Het is al weer een tijdje geleden dat ik boze toeschouwers, boe-roepend, het theater heb zien verlaten. Gisterenavond, in het Groningse Grand Theatre, gebeurde dat weer eens. De aanleiding was niet de kwaliteit van de voorstelling (althans, daar ga ik vanuit) maar de inhoud van een speech die wordt afgestoken aan het eind van Catarina and the Beauty of Killing Fascists van de Portugese theatermaker Tiago Rodrigues.

Die speech wordt gehouden door een rechts-extremistische politicus (een fascist, zo u wilt) die de hele voorstelling zwijgend aanwezig is geweest. Hij was ontvoerd door een familie die er een nogal bizarre traditie op nahoudt: een keer per jaar komt de familie samen in hun landhuis om er een fascist te doden. Als een van hen 26 jaar wordt moet hij of zij eraan geloven en voor de eerste keer de executie uitvoeren.

Die traditie begon op 19 mei 1954 toen (de werkelijk bestaande) Catarina Eufémia tijdens een staking werd doodgeschoten door een luitenant. Schrijver en regisseur Tiago Rodrigues laat in zijn stuk vervolgens de luitenant doden door zijn eigen vrouw. Daarmee neemt de traditie van het doden van een fascist een aanvang. Tijdens de jaarlijkse familiebijeenkomst spreken de leden elkaar als een soort eerbetoon allemaal aan met ‘Catarina’. Opdat zij niet vergeten.

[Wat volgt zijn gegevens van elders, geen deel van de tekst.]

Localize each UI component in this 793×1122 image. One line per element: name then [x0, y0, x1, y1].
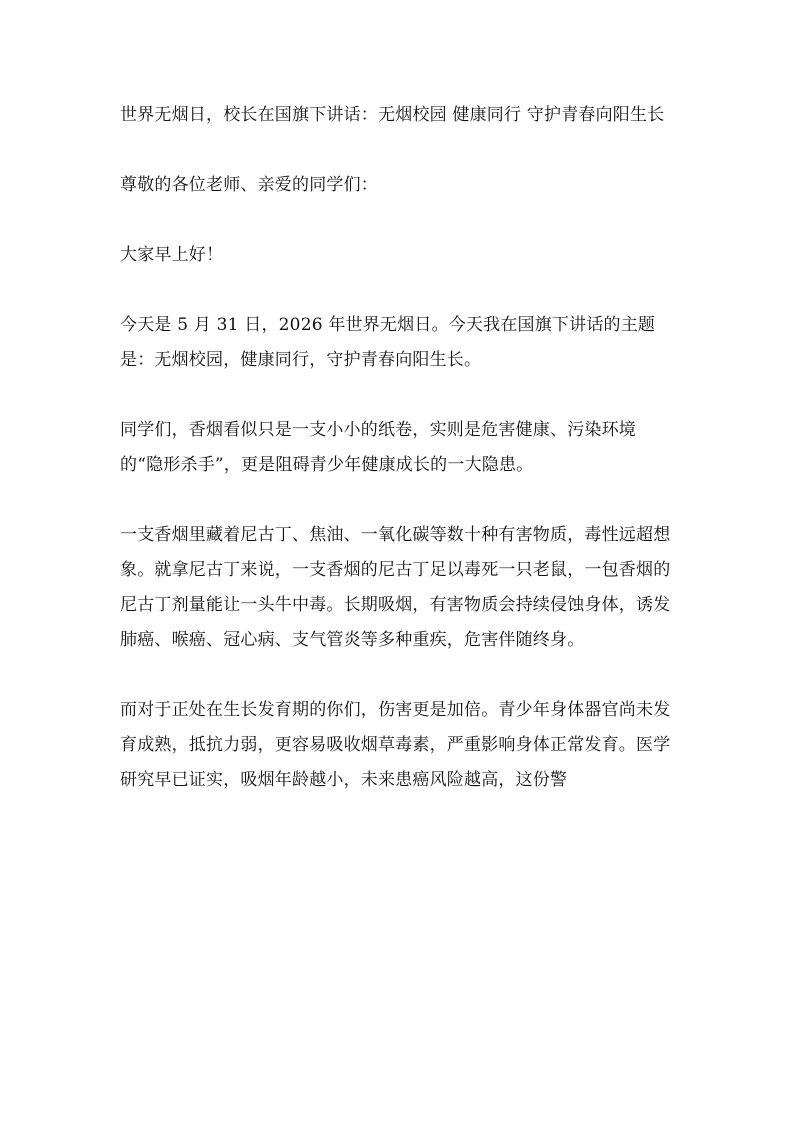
document-body [120, 98, 676, 833]
paragraph-harmful-substances: 一支香烟里藏着尼古丁、焦油、一氧化碳等数十种有害物质，毒性远超想象。就拿尼古丁来说，一支香烟的尼古丁足以毒死一只老鼠，一包香烟的尼古丁剂量能让一头牛中毒。长期吸烟，有害物质会持续侵蚀身体，诱发肺癌、喉癌、冠心病、支气管炎等多种重疾，危害伴随终身。 [120, 525, 671, 650]
paragraph-hidden-killer: 同学们，香烟看似只是一支小小的纸卷，实则是危害健康、污染环境的“隐形杀手”，更是阻碍青少年健康成长的一大隐患。 [120, 420, 636, 475]
paragraph-youth-harm: 而对于正处在生长发育期的你们，伤害更是加倍。青少年身体器官尚未发育成熟，抵抗力弱，更容易吸收烟草毒素，严重影响身体正常发育。医学研究早已证实，吸烟年龄越小，未来患癌风险越高，这份警 [120, 700, 671, 790]
salutation: 尊敬的各位老师、亲爱的同学们： [120, 175, 378, 195]
speech-title: 世界无烟日，校长在国旗下讲话：无烟校园 健康同行 守护青春向阳生长 [120, 105, 665, 125]
greeting: 大家早上好！ [120, 245, 224, 265]
paragraph-intro: 今天是 5 月 31 日，2026 年世界无烟日。今天我在国旗下讲话的主题是：无烟校园，健康同行，守护青春向阳生长。 [120, 315, 656, 370]
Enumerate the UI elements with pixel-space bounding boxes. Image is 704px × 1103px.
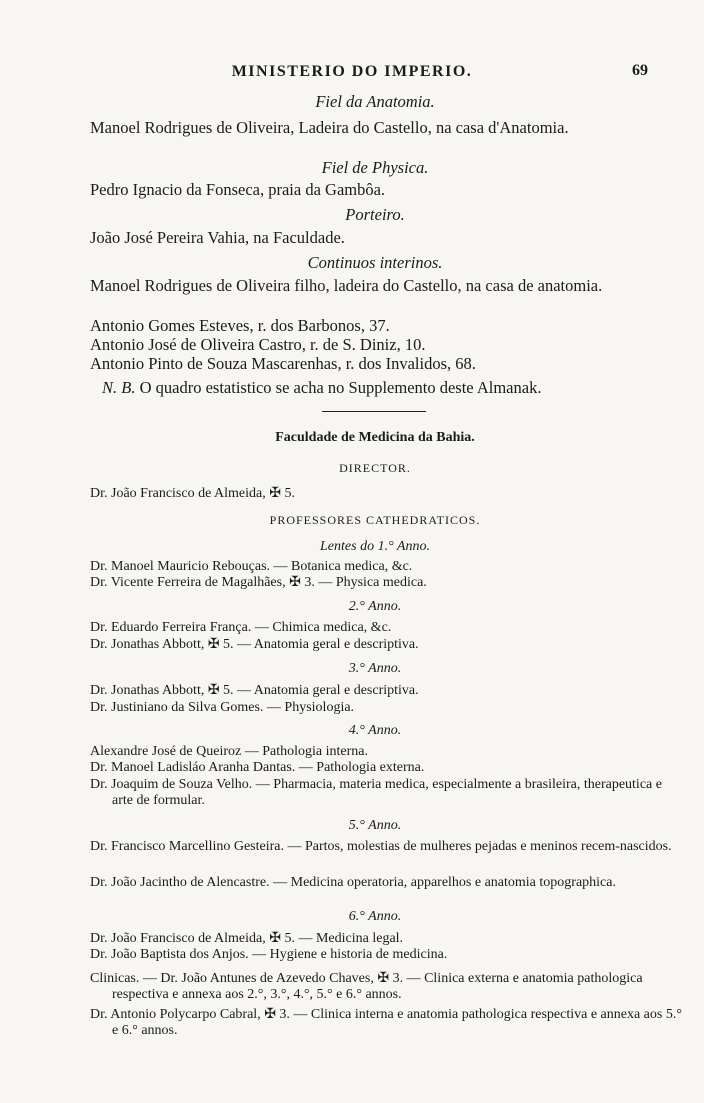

Razendknap aan de voorstelling is dat het toch tamelijk onwaarschijnlijke uitgangspunt volstrekt geloofwaardig wordt gepresenteerd. Met de nodige verwijzingen naar Tsjechov (de familie in een landhuis) en vooral Brecht (een van de Catarina’s strooit kwistig met zijn aforismen) wordt diepgrondig onderzocht wat de rol is van geweld. Valt geweld te rechtvaardigen? Kan geweld ooit leiden tot een betere samenleving? Zo ja, zijn er bepaalde voorwaarden waaraan moet worden voldaan?

Die discussie, die feitelijk de hele voorstelling voortduurt, wordt aangezwengeld door de jongste Catarina die, bevangen door twijfel, haar eerste executie niet wil uitvoeren en daarmee de hele familie tegenover zich weet. Als geweld niet de oplossing is, hoe zorgen we er dan voor dat het oprukkend rechts-extremisme een halt wordt toegeroepen?

In de beste Brecht-traditie geeft Rodrigues ons geen antwoord op die vragen. Voor didactiek zijn we bij hem aan het verkeerde adres. Dit dialectische theater dwingt ons zelf na te denken.

Dat hij zijn voorstelling eindigt met een ellenlange redevoering van de fascist die de dans is ontsprongen, is gedurfd. Maar daarmee zet hij tegelijkertijd de thematiek extra op scherp. Het is een angstaanjagend verhaal vol extreemrechtse clichés. Dat toeschouwers daarvoor weglopen valt te billijken. Maar laat wel die ene vraag onverlet: wat te doen om dit te voorkomen?